Surprisingly, among the cardiac biomarkers (troponin, CK, and BNP) analyzed in this meta-analysis, only BNP had levels significantly higher in critically ill patients compared to levels in patients who were not critically ill, the levels of CK and troponin were significantly higher in patients who died compared to the levels in those who survived (Fig. 4). Surprisingly, based on our meta-analysis, BNP levels did not differ in patients who died and those who lived. In addition to ventricular stretch, BNP is a known marker for many other conditions, including lung disease, pulmonary hypertension, kidney dysfunction, and excessive cortisol levels. COVID-19 infection causes an assortment of these conditions in the different groups of patients, effectively neutralizing the differences between the groups. Troponin and BNP were both higher in the combined analysis of critically ill and/or dead COVID-19 patients compared to not critically ill and/or alive patients. These results suggest that while there could be minimal changes in troponin in critically ill patients due possibly to non-cardiac reasons, significant elevation in COVID-19 patients may be an indication of direct myocardial injury, which in turn increases the risk of death, thereby making it a crucial tool in predicting death. Unfortunately, not many studies reported the MB isofraction of CK. In addition, the inflammatory biomarkers (IL-6 and CRP; see Supplementary Figs. 6 and 7) and D-dimer levels from the same studies were significantly increased in the critically ill patients and the patients who died compared to levels in the control population, suggesting that it might be difficult to use these biomarkers to differentiate patients who are just critically ill from those at risk of dying.
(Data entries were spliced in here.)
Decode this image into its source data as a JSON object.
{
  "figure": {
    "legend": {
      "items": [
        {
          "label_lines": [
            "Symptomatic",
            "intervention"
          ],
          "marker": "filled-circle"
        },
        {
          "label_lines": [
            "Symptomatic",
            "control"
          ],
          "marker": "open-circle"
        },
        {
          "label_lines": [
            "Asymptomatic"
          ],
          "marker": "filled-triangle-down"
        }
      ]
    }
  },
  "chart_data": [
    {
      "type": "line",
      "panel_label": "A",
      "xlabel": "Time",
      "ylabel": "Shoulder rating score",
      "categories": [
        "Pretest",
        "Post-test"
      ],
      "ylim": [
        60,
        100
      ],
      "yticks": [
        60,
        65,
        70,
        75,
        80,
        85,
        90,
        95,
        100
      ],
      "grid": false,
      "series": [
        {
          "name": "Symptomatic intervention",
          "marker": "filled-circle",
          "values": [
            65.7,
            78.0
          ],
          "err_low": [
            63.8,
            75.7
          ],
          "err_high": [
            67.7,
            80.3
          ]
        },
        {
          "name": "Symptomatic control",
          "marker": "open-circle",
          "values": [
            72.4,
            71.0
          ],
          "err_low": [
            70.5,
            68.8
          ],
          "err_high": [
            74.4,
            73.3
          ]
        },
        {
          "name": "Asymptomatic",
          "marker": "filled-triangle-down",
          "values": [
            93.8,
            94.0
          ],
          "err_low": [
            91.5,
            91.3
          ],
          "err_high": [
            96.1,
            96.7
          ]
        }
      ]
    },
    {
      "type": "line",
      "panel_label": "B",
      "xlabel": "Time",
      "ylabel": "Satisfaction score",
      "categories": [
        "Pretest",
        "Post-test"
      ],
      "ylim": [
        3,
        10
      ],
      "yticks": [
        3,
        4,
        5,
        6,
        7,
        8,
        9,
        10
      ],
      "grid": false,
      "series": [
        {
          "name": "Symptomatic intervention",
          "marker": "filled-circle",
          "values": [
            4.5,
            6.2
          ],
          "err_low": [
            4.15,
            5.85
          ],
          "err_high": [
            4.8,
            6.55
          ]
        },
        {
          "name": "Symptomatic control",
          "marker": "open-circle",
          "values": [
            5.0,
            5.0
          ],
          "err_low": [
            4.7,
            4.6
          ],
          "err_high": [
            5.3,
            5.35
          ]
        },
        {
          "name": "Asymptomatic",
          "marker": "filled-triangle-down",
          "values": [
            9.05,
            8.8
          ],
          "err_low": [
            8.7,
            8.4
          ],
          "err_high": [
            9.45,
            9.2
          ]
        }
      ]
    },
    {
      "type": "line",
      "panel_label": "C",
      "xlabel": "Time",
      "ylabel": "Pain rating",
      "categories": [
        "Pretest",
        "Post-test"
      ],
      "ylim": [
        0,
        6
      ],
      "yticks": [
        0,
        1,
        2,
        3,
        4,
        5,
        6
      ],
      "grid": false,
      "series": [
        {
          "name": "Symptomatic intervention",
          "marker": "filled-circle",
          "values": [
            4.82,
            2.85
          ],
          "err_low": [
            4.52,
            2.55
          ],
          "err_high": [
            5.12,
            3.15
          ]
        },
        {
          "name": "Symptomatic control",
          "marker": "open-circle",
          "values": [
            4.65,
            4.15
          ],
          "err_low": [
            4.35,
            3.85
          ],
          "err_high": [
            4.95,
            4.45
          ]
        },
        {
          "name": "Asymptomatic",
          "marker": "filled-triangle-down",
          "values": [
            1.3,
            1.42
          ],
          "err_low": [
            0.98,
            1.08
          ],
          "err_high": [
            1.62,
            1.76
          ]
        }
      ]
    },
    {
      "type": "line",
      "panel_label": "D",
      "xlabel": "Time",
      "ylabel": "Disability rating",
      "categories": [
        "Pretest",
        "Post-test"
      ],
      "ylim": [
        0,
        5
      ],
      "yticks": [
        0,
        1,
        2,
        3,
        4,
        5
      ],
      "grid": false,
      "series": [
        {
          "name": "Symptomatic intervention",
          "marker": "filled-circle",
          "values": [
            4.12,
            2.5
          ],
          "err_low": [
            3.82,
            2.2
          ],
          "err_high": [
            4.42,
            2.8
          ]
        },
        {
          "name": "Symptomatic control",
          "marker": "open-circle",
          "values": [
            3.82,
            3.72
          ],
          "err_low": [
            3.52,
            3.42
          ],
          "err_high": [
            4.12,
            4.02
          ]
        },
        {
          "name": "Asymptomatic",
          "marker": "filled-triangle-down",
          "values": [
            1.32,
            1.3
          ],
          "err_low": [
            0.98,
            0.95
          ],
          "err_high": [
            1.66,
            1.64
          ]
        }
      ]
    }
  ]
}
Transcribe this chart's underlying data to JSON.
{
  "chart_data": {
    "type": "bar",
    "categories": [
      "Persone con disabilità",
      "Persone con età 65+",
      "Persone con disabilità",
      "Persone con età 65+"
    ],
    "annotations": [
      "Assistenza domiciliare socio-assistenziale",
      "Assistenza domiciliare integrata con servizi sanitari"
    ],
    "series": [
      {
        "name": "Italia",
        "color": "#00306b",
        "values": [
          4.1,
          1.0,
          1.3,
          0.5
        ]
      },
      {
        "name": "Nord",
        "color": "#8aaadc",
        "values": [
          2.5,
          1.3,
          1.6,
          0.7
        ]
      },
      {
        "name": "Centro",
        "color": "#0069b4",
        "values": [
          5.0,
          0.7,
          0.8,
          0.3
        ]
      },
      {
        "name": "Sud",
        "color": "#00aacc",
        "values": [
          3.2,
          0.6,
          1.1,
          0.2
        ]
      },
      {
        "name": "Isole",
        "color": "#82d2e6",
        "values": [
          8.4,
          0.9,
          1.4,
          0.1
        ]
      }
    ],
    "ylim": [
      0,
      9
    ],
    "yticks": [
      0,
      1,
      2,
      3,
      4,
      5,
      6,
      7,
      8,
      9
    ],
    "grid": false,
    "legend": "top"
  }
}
However, the difference in IL-6 (p 0.04) and CRP (p 0.04) levels between patients who died compared to levels in patients who survived was significantly higher than in patients who were critically ill and those who were not (Fig. 4). Finally, LDH was significantly higher in both critically ill patients and patients who died compared to those who had mild illness and those who survived.

Limitations

Our study has several limitations. First, the critical and not critical groups included in our analysis are heterogenous, i.e., we defined critical as patients who required ICU admission as well as those who developed severe lung injury and ARDS. Similarly, the criteria for ICU admissions may differ from one hospital to another. Second, most studies were conducted in and published from China and therefore the generalizability of this information to other parts of the world and ethnicities is limited. The absence of details regarding the timing of measurement of biomarkers during the hospital stay limits the use of the results as an aid to the ‘predictability’ of death or critical illness. Last, the studies included in the meta-analysis evaluating the risk of mortality with cardiac injury varied in their definitions of cardiac injury.